The sheer absurdity of these drawings raises some flags. Were cats simply body snatched for a few hundred years? Were they ephemerally replaced by humanoid fur demons, or did the monks who wrote manuscripts just really prefer dogs?
All cats are a little demonic, as their humans would probably attest to. It turns out Medieval scribes were maybe just a little more on the nose about it.

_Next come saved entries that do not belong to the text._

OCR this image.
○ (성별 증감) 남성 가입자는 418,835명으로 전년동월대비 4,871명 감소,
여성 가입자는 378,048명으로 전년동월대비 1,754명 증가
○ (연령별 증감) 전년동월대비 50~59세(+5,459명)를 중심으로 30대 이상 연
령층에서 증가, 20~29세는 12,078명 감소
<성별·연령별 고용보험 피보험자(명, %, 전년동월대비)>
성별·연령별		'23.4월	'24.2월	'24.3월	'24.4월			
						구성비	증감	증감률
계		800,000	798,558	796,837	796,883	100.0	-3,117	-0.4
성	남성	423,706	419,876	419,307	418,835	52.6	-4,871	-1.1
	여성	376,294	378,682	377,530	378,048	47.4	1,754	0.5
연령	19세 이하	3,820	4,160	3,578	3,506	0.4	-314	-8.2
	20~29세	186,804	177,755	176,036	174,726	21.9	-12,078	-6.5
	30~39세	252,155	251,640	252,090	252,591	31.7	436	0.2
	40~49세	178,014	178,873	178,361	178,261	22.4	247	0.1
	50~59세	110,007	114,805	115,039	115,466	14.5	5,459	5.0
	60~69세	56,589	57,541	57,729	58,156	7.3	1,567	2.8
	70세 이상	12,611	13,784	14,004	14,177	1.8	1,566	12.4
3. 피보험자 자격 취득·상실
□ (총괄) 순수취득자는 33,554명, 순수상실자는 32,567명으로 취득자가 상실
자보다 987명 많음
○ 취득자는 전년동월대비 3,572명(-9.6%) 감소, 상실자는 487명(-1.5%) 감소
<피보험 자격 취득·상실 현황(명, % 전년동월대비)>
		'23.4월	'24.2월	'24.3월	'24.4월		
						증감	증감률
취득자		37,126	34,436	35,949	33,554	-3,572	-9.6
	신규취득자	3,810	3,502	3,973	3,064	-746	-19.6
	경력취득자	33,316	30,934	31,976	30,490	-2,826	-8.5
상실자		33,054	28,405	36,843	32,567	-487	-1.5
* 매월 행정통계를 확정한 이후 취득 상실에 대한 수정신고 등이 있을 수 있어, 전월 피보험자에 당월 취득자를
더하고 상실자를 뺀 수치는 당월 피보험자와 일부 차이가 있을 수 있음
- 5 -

“In the Medieval period, animals were understood to be the mirror of human society,” historian Damien Kempf, who is writing a book on Medieval depictions of animals, told me. “Even though animals were believed to be irrational beings, they were given human traits and characteristics.” Dogs, for example, were lauded for being loyal companions, created to guard the house and assist in the hunt.
Cats? Not so much.
“Sources emphasize the rather unruly nature of cats,” Kempf said. “Unlike dogs, cats cannot be trained to be loyal and obedient. As one author complains, they will go to whoever gives them food.” So that’s one reason cats probably got such an unflattering edit.